Another example is hereditary retinoblastoma, a cancer of the eye seen almost exclusively in young children, which results from a mutation in the RB1 gene. Children born with Down syndrome (Trisomy 21) also have an increased likelihood of developing certain types of leukemia. While these inherited conditions confer a high risk, a second “hit”—a spontaneous somatic mutation in the remaining healthy gene copy—is still required for the cancer to fully develop.
The Limited Role of Environmental Exposure
In contrast to the dominant role of internal genetic factors, the influence of external environmental exposures on the development of most childhood cancers is considered minor. Children have not lived long enough to accumulate the extensive DNA damage from carcinogens that drives the majority of adult cancers. The link between everyday environmental factors and pediatric cancer incidence remains weak or unproven for most types.
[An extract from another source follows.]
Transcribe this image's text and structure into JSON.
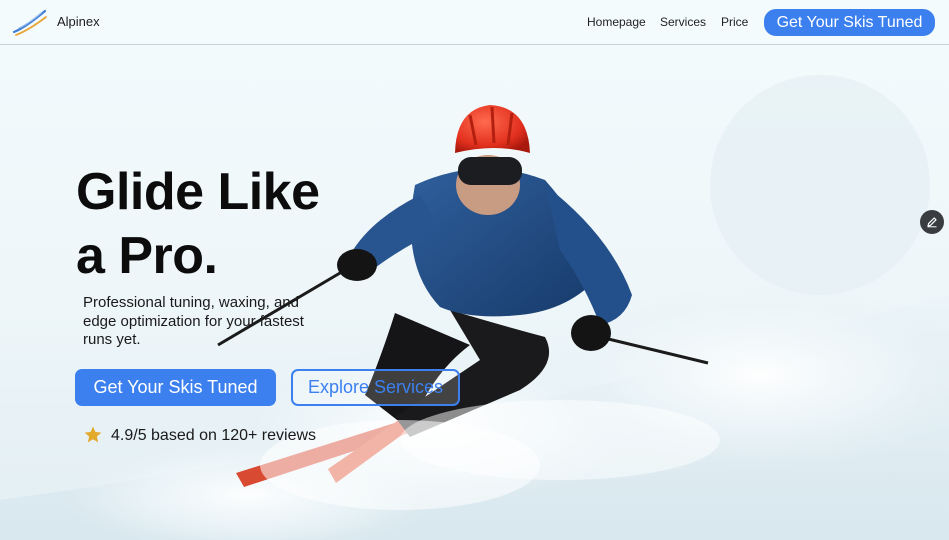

However, specific and intense exposures have been associated with a small number of pediatric cases. High-dose radiation exposure, such as from previous medical treatments, is a known factor that can induce a secondary cancer years later. Certain chemical exposures, like parental exposure to specific agents before conception or a child’s exposure to high levels of some pesticides, have been explored as potential risk factors.
Infections also play a small role, with viruses like Epstein-Barr virus linked to some lymphomas and human immunodeficiency virus (HIV) increasing the risk for specific, rare cancers in children. Despite these limited associations, the consensus remains that random genetic errors and inherited predispositions are the overwhelming drivers of pediatric malignancy.
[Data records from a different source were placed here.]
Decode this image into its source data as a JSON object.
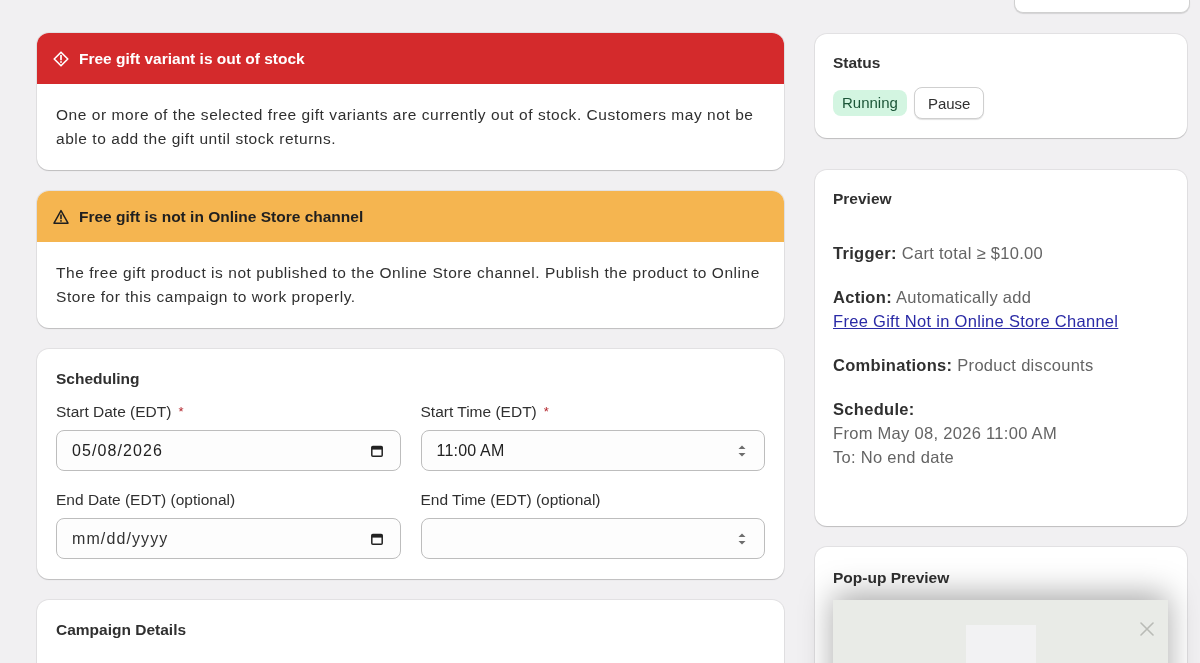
{
  "alerts": [
    {
      "kind": "error",
      "title": "Free gift variant is out of stock",
      "body": "One or more of the selected free gift variants are currently out of stock. Customers may not be able to add the gift until stock returns."
    },
    {
      "kind": "warning",
      "title": "Free gift is not in Online Store channel",
      "body": "The free gift product is not published to the Online Store channel. Publish the product to Online Store for this campaign to work properly."
    }
  ],
  "scheduling": {
    "title": "Scheduling",
    "fields": [
      {
        "kind": "date",
        "label": "Start Date (EDT)",
        "required_mark": "*",
        "value": "05/08/2026"
      },
      {
        "kind": "time",
        "label": "Start Time (EDT)",
        "required_mark": "*",
        "value": "11:00 AM"
      },
      {
        "kind": "date",
        "label": "End Date (EDT) (optional)",
        "placeholder": "mm/dd/yyyy"
      },
      {
        "kind": "time",
        "label": "End Time (EDT) (optional)"
      }
    ]
  },
  "campaign_details": {
    "title": "Campaign Details"
  },
  "status": {
    "title": "Status",
    "badge": "Running",
    "button": "Pause"
  },
  "preview": {
    "title": "Preview",
    "items": [
      {
        "kind": "text",
        "text": "**Trigger:** Cart total ≥ $10.00"
      },
      {
        "kind": "link",
        "text": "**Action:** Automatically add",
        "link": "Free Gift Not in Online Store Channel"
      },
      {
        "kind": "text",
        "text": "**Combinations:** Product discounts"
      },
      {
        "kind": "lines",
        "label": "Schedule:",
        "lines": [
          "From May 08, 2026 11:00 AM",
          "To: No end date"
        ]
      }
    ]
  },
  "popup_preview": {
    "title": "Pop-up Preview"
  }
}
How Childhood Cancer Differs from Adult Cancer
The fundamental differences in cause lead directly to pronounced differences in the types and behaviors of pediatric and adult cancers. Adult cancers are predominantly carcinomas, which arise from epithelial cells lining organs like the lung, breast, and colon. These are typically slow-growing diseases resulting from the accumulation of numerous genetic mutations over many decades.
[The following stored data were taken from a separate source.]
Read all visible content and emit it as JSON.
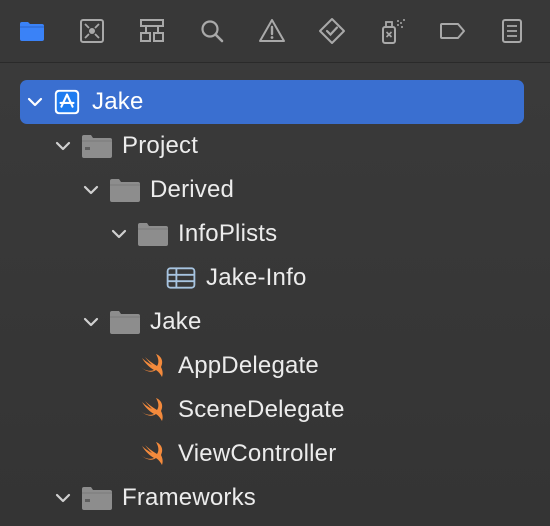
{
  "toolbar": {
    "tabs": [
      {
        "name": "folder-icon",
        "active": true
      },
      {
        "name": "source-control-icon",
        "active": false
      },
      {
        "name": "hierarchy-icon",
        "active": false
      },
      {
        "name": "search-icon",
        "active": false
      },
      {
        "name": "warning-icon",
        "active": false
      },
      {
        "name": "test-diamond-icon",
        "active": false
      },
      {
        "name": "debug-spray-icon",
        "active": false
      },
      {
        "name": "breakpoint-tag-icon",
        "active": false
      },
      {
        "name": "report-list-icon",
        "active": false
      }
    ],
    "active_color": "#3a82f7",
    "inactive_color": "#a9a9a9"
  },
  "tree": {
    "selected_color": "#3a6fd0",
    "items": [
      {
        "label": "Jake",
        "icon": "app-project-icon",
        "expanded": true,
        "selected": true
      },
      {
        "label": "Project",
        "icon": "folder-icon",
        "expanded": true
      },
      {
        "label": "Derived",
        "icon": "folder-icon",
        "expanded": true
      },
      {
        "label": "InfoPlists",
        "icon": "folder-icon",
        "expanded": true
      },
      {
        "label": "Jake-Info",
        "icon": "plist-table-icon"
      },
      {
        "label": "Jake",
        "icon": "folder-icon",
        "expanded": true
      },
      {
        "label": "AppDelegate",
        "icon": "swift-icon"
      },
      {
        "label": "SceneDelegate",
        "icon": "swift-icon"
      },
      {
        "label": "ViewController",
        "icon": "swift-icon"
      },
      {
        "label": "Frameworks",
        "icon": "folder-icon",
        "expanded": true
      }
    ]
  }
}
In contrast, cancers in children are often leukemias, lymphomas, sarcomas, and blastomas, which originate from embryonic or developmental tissues. These cancers typically possess a lower number of overall genetic mutations compared to adult tumors. They are characterized by defects in growth and differentiation pathways, often involving specific chromosomal translocations or gene fusions that create powerful oncogenes.
Pediatric cancers are diseases of dysregulated development, where the cancer cell resembles an immature or precursor cell that failed to complete differentiation. For example, neuroblastoma arises from immature nerve cells, and Wilms tumor originates from immature kidney cells. This distinction means that pediatric cancers are generally more aggressive but often more sensitive to chemotherapy, leading to higher overall survival rates compared to many adult cancers.